Thread: Missing MaterialPath support in reparameterize_path_by_child

Missing MaterialPath support in reparameterize_path_by_child

From
Tom Lane
Date:
Whilst fooling with my outer-join-aware-Vars patch, I tripped
across a multi-way join query that failed with
  ERROR:  could not devise a query plan for the given query
when enable_partitionwise_join is on.

I traced that to the fact that reparameterize_path_by_child()
omits support for MaterialPath, so that if the only surviving
path(s) for a child join include materialization steps, we'll
fail outright to produce a plan for the parent join.

Unfortunately, I don't have an example that produces such a
failure against HEAD.  It seems certain to me that such cases
exist, though, so I'd like to apply and back-patch the attached.

I'm suspicious now that reparameterize_path() should be
extended likewise, but I don't really have any hard
evidence for that.

            regards, tom lane

commit f74ca5d8611af3306eb96719d5d1910c9b6a8db5
Author: Tom Lane <tgl@sss.pgh.pa.us>
Date:   Thu Dec 1 21:04:49 2022 -0500

    Add missing MaterialPath case in reparameterize_path_by_child.

    Surprised we hadn't noticed this already.

diff --git a/src/backend/optimizer/util/pathnode.c b/src/backend/optimizer/util/pathnode.c
index c77399ca92..224ba84107 100644
--- a/src/backend/optimizer/util/pathnode.c
+++ b/src/backend/optimizer/util/pathnode.c
@@ -4209,6 +4209,16 @@ do { \
             }
             break;

+        case T_MaterialPath:
+            {
+                MaterialPath *mpath;
+
+                FLAT_COPY_PATH(mpath, path, MaterialPath);
+                REPARAMETERIZE_CHILD_PATH(mpath->subpath);
+                new_path = (Path *) mpath;
+            }
+            break;
+
         case T_MemoizePath:
             {
                 MemoizePath *mpath;

Re: Missing MaterialPath support in reparameterize_path_by_child

From
Richard Guo
Date:

On Fri, Dec 2, 2022 at 10:55 AM Tom Lane <tgl@sss.pgh.pa.us> wrote:
I traced that to the fact that reparameterize_path_by_child()
omits support for MaterialPath, so that if the only surviving
path(s) for a child join include materialization steps, we'll
fail outright to produce a plan for the parent join.
 
Yeah, that's true.  It's weird we neglect MaterialPath here.
 
Unfortunately, I don't have an example that produces such a
failure against HEAD.  It seems certain to me that such cases
exist, though, so I'd like to apply and back-patch the attached.
 
I tried on HEAD and got one, which leverages sampled rel to generate the
MaterialPath and lateral reference to make it the only available path.

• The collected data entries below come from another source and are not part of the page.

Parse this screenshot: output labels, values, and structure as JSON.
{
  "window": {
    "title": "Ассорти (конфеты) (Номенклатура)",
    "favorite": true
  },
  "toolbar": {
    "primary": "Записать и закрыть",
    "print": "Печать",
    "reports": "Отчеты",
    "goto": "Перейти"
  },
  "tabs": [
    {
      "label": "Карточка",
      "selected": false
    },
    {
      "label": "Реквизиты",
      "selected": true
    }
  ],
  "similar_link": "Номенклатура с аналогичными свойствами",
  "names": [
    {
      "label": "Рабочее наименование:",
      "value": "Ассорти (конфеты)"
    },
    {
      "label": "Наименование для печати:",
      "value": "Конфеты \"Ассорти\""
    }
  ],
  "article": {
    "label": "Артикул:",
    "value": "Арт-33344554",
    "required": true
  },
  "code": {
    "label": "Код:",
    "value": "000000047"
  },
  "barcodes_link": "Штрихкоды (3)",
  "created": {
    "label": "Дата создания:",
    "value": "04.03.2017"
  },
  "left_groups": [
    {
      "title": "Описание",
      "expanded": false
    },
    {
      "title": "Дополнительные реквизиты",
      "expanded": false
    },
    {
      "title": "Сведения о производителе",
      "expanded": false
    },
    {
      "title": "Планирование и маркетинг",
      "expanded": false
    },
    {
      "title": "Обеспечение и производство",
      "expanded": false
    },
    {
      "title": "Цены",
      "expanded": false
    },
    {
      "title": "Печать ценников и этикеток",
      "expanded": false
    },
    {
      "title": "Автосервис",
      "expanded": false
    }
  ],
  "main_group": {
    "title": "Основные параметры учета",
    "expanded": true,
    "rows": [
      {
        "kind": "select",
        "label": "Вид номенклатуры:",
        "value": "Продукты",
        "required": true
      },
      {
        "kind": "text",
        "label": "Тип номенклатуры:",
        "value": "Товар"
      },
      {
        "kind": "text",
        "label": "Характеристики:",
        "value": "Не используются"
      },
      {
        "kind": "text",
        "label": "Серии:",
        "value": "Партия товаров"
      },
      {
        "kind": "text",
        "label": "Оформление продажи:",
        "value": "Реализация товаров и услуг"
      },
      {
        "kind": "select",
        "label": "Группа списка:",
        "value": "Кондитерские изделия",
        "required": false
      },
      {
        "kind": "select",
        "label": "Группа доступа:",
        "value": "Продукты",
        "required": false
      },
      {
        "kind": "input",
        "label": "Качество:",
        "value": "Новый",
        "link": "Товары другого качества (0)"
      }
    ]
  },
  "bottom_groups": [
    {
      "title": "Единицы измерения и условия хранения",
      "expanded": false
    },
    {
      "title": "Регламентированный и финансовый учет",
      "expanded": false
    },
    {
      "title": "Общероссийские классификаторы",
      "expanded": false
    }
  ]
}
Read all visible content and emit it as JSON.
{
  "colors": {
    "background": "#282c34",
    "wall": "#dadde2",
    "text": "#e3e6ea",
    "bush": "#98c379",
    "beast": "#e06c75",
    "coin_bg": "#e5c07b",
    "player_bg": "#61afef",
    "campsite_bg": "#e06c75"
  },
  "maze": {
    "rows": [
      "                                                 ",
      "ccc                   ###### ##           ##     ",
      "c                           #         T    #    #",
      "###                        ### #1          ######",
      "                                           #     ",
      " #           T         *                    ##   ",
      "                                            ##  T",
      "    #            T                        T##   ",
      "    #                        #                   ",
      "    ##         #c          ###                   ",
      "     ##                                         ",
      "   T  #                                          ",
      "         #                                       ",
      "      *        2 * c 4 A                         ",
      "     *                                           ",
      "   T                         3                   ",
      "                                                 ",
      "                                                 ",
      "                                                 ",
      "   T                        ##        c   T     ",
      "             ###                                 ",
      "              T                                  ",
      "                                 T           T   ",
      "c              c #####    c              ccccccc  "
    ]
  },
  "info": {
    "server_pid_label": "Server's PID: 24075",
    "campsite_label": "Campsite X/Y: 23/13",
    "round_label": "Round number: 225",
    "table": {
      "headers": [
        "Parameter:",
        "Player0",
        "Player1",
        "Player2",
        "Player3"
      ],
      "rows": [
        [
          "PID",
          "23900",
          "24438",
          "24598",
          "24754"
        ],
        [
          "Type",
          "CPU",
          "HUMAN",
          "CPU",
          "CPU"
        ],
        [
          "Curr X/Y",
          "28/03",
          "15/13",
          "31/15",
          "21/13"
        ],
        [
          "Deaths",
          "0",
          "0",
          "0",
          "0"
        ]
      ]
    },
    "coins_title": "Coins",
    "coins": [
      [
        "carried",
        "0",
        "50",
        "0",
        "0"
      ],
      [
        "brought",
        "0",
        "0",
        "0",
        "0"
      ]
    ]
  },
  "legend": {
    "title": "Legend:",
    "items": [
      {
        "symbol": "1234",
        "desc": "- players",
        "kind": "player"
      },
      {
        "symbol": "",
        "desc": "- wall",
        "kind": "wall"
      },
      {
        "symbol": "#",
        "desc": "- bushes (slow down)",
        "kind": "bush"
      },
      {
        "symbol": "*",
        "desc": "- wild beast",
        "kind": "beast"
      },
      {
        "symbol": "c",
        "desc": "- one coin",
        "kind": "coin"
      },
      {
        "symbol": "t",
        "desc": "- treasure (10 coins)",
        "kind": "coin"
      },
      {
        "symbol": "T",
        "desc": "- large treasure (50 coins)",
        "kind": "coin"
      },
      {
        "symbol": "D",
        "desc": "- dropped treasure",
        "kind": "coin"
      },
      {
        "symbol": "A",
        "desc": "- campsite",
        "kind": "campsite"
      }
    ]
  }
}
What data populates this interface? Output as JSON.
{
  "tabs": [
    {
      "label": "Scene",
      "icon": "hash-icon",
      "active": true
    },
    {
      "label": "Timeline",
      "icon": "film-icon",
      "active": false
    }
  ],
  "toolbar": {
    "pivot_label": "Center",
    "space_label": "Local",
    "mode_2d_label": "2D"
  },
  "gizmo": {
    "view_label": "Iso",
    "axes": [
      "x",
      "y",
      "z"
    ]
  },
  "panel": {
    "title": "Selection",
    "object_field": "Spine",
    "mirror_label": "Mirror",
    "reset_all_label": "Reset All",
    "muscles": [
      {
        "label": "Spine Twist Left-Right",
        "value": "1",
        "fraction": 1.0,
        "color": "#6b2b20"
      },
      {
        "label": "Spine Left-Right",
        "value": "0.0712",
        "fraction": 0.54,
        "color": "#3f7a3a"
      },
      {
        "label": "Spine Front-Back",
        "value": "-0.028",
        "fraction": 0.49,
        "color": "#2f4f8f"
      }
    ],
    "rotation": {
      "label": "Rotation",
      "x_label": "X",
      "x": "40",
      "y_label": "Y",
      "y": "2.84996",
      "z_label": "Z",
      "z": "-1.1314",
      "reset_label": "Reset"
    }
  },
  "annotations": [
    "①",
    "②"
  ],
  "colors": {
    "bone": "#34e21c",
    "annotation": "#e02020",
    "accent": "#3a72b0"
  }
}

SET enable_partitionwise_join to true;

CREATE TABLE prt (a int, b int) PARTITION BY RANGE(a);
CREATE TABLE prt_p1 PARTITION OF prt FOR VALUES FROM (0) TO (10);

CREATE EXTENSION tsm_system_time;

explain (costs off)
select * from prt t1 left join lateral (select t1.a as t1a, t2.a as t2a from prt t2 TABLESAMPLE system_time (10)) ss on ss.t1a = ss.t2a;
ERROR:  could not devise a query plan for the given query

Thanks
Richard

Re: Missing MaterialPath support in reparameterize_path_by_child

From
Ashutosh Bapat
Date:
Hi Tom,

On Fri, Dec 2, 2022 at 8:25 AM Tom Lane <tgl@sss.pgh.pa.us> wrote:
>
> Whilst fooling with my outer-join-aware-Vars patch, I tripped
> across a multi-way join query that failed with
>   ERROR:  could not devise a query plan for the given query
> when enable_partitionwise_join is on.
>
> I traced that to the fact that reparameterize_path_by_child()
> omits support for MaterialPath, so that if the only surviving
> path(s) for a child join include materialization steps, we'll
> fail outright to produce a plan for the parent join.
>
> Unfortunately, I don't have an example that produces such a
> failure against HEAD.  It seems certain to me that such cases
> exist, though, so I'd like to apply and back-patch the attached.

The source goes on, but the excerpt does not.